Lecture 27: Alternatives to the Transformer¶

CS4787/5777 — Principles of Large-Scale Machine Learning Systems¶

$\newcommand{\R}{\mathbb{R}}$

Continuing from Last Time: Continuous Diffusion¶

First let's make the space continuous.
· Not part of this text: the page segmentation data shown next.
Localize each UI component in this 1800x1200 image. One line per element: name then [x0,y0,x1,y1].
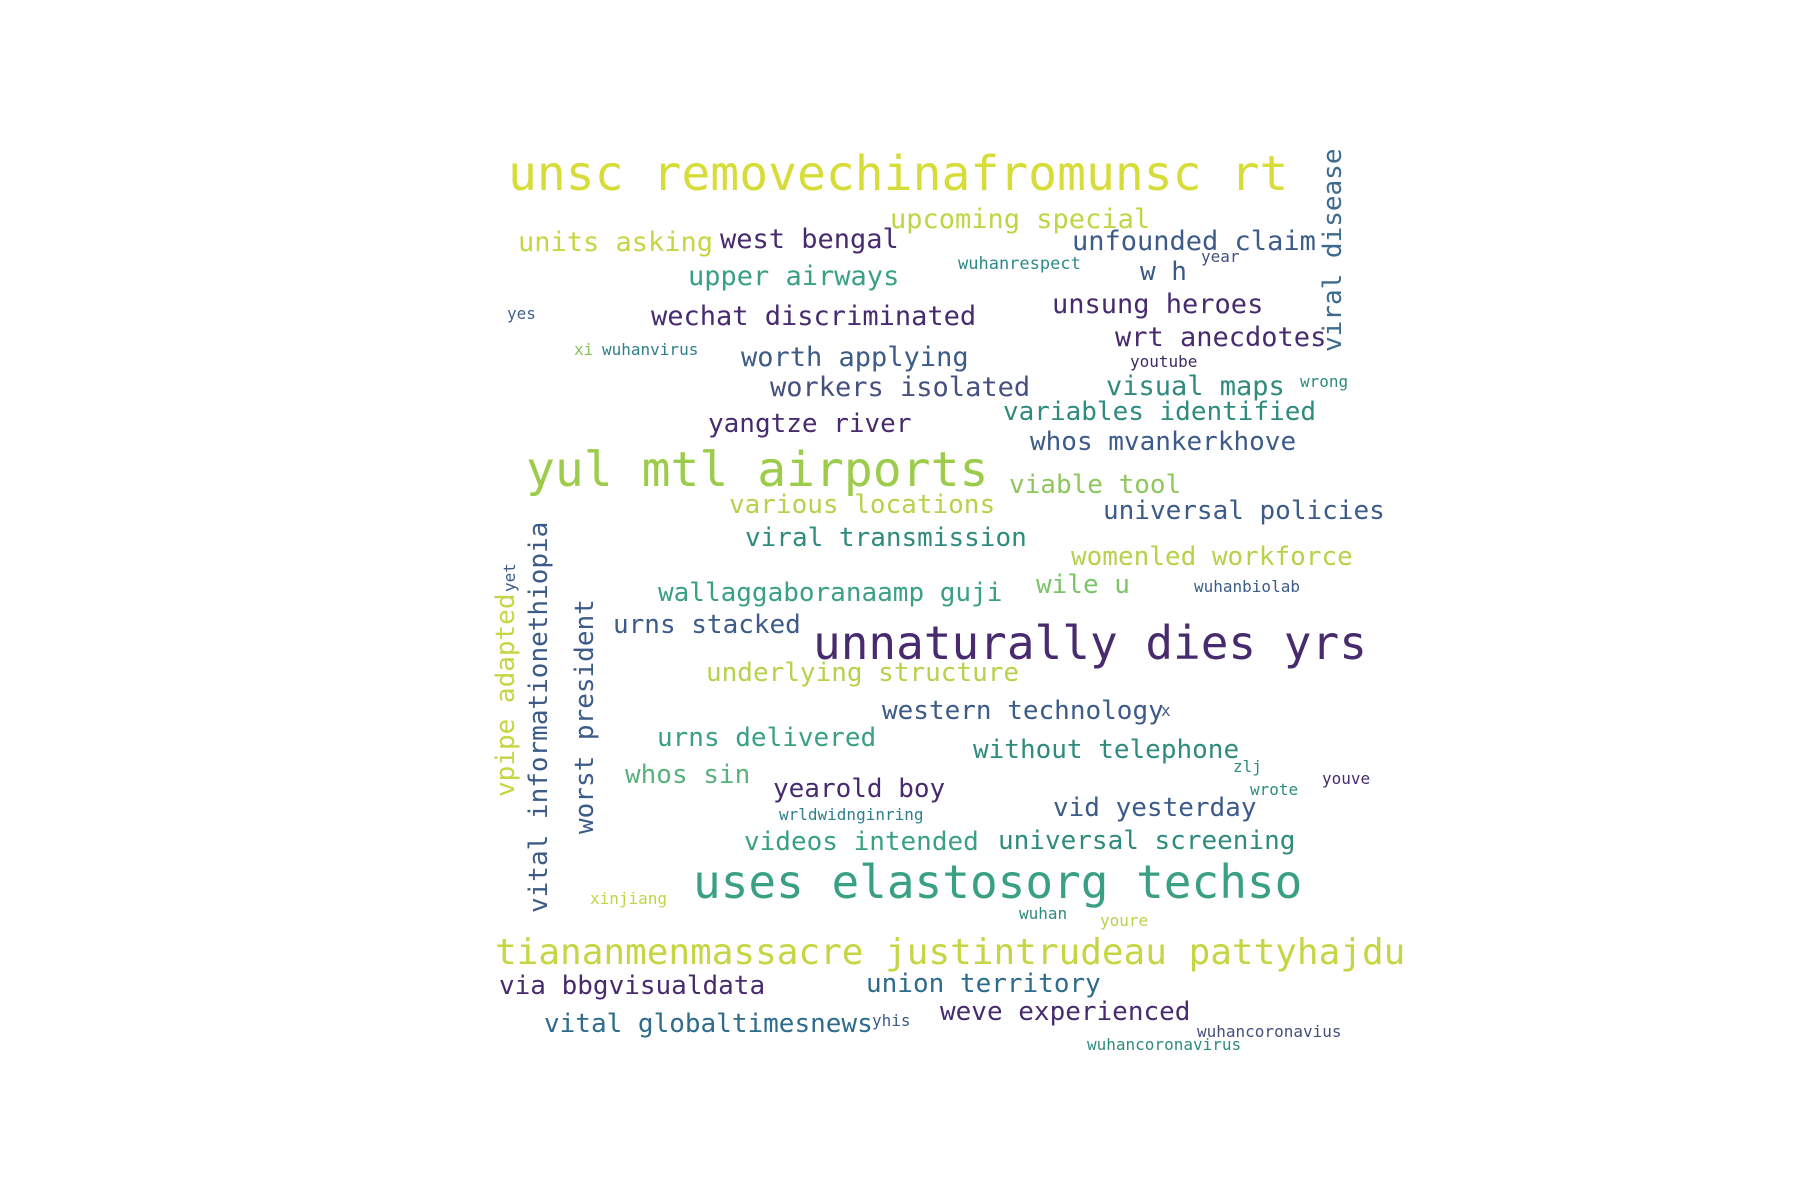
word: x [1161,701,1171,720]
word: various locations [729,490,996,520]
word: western technology [882,696,1164,726]
word: wuhanbiolab [1194,577,1300,596]
word: wuhanrespect [958,254,1081,274]
word: wile u [1036,570,1130,600]
word: xi [574,340,594,359]
word: wuhancoronavius [1197,1022,1342,1041]
word: youve [1322,769,1371,788]
word: units asking [518,227,714,258]
word: visual maps [1106,371,1285,402]
word: xinjiang [590,889,668,908]
word: youre [1100,911,1149,930]
word: weve experienced [940,997,1191,1027]
word: wuhanvirus [602,340,699,359]
word: west bengal [720,224,899,255]
word: viable tool [1009,470,1182,500]
word: wrt anecdotes [1115,322,1327,353]
word: without telephone [973,735,1240,765]
word: yes [507,304,536,323]
word: zlj [1233,757,1262,776]
word: worst president [570,599,600,834]
word: vpipe adapted [491,593,521,798]
word: w h [1140,257,1187,287]
word: variables identified [1003,397,1317,427]
word: vital informationethiopia [524,521,554,913]
word: via bbgvisualdata [499,971,766,1001]
word: whos mvankerkhove [1030,427,1297,457]
word: urns stacked [613,610,801,640]
word: universal policies [1103,496,1385,526]
word: wuhancoronavirus [1087,1035,1242,1054]
word: tiananmenmassacre justintrudeau pattyhaj… [495,932,1406,973]
word: vital globaltimesnews [544,1009,873,1039]
word: yhis [872,1011,911,1030]
word: womenled workforce [1071,542,1353,572]
word: unnaturally dies yrs [813,616,1367,670]
word: unsc removechinafromunsc rt [508,146,1289,202]
word: underlying structure [706,658,1020,688]
word: whos sin [625,760,751,790]
word: worth applying [741,342,969,373]
word: wallaggaboranaamp guji [658,578,1003,608]
word: universal screening [998,826,1296,856]
word: unsung heroes [1052,289,1264,320]
word: union territory [866,969,1101,999]
word: urns delivered [657,723,877,753]
word: workers isolated [770,372,1031,403]
word: yearold boy [773,774,946,804]
word: wrong [1300,372,1349,391]
word: upper airways [688,261,900,292]
word: yangtze river [708,409,912,439]
word: uses elastosorg techso [693,855,1303,909]
word: vid yesterday [1053,793,1257,823]
word: wechat discriminated [651,301,977,332]
word: upcoming special [890,204,1151,235]
word: viral transmission [745,523,1027,553]
word: wrote [1250,780,1299,799]
word: unfounded claim [1072,226,1316,257]
word: wrldwidnginring [779,805,924,824]
word: yul mtl airports [526,442,989,498]
word: yet [500,563,519,592]
word: videos intended [744,827,979,857]
word: year [1201,247,1240,266]
word: wuhan [1019,904,1068,923]
word: youtube [1130,352,1198,371]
Recall from last time, we had loss like (ignoring the start and end of the process)

$$\ell = \mathbf{E}_{t \sim \operatorname{Unif}\{1,T\}} \mathbf{E}_{z_{t-1} \sim q(Z_{t-1} \mid x)}\left[ \sum_{z^{(t)}} q(z^{(t)} \mid z^{(t-1)}, x) \log\left( \frac{ p_{w,t}(z^{(t)} \mid z^{(t-1)}) }{ q(z^{(t)} \mid z^{(t-1)}, x) }\right) \right].$$

If we split this out in terms of individual tokens $k \in \{1,\ldots,n\}$, we get

$$\ell = \mathbf{E}_{t \sim \operatorname{Unif}\{1,T\}} \mathbf{E}_{z_{t-1} \sim q(Z_{t-1} \mid x)}\left[ \sum_{k=1}^n \sum_{z_k^{(t)}} q_k(z_k^{(t)} \mid z^{(t-1)}, x) \log\left( \frac{ p_{w,t,k}(z_k^{(t)} \mid z^{(t-1)}) }{ q_k(z_k^{(t)} \mid z^{(t-1)}, x) }\right) \right].$$

If we want to make this continuous, we replace the sum with an integral:

$$\ell = \mathbf{E}_{t \sim \operatorname{Unif}\{1,T\}} \mathbf{E}_{z_{t-1} \sim q(Z_{t-1} \mid x)}\left[ \sum_{k=1}^n \int_{z_k^{(t)}} q_k(z_k^{(t)} \mid z^{(t-1)}, x) \log\left( \frac{ p_{w,t,k}(z_k^{(t)} \mid z^{(t-1)}) }{ q_k(z_k^{(t)} \mid z^{(t-1)}, x) }\right) \; {d z_k^{(t)}} \right].$$

Now, suppose that $q_k(z_k^{(t)} \mid z^{(t-1)}, x)$ and $p_{w,t,k}(z_k^{(t)} \mid z^{(t-1)})$ are multivariate Gaussian distributions with the same fixed covariance $\sigma^2 I$. If $\nu$ denotes the mean of $q_k$ and $\mu$ denotes the mean of $p_{w,t,k}$ (and both of these are implicitly conditioned on and dependent on $z^{(t-1)}$ and (for $q$) $x$), then this becomes

$$\ell = \mathbf{E}_{t \sim \operatorname{Unif}\{1,T\}} \mathbf{E}_{z_{t-1} \sim q(Z_{t-1} \mid x)}\left[ \sum_{k=1}^n \frac{1}{2 \sigma^2} \| \mu - \nu \|^2 \right].$$

Or, more explicitly

$$\ell = \mathbf{E}_{t \sim \operatorname{Unif}\{1,T\}} \mathbf{E}_{z_{t-1} \sim q(Z_{t-1} \mid x)}\left[ \sum_{k=1}^n \frac{1}{2 \sigma^2} \left\| \mathbf{E}_{z_k^{(t)} \sim q_k(z_k^{(t)} \mid z^{(t-1)}, x)}[z_k^{(t)}] - \mathbf{E}_{z_k^{(t)} \sim p_{w,t,k}(z_k^{(t)} \mid z^{(t-1)})}[z_k^{(t)}] \right\|^2 \right].$$

We can make this continuous in time by letting the time-parameter become continuous too.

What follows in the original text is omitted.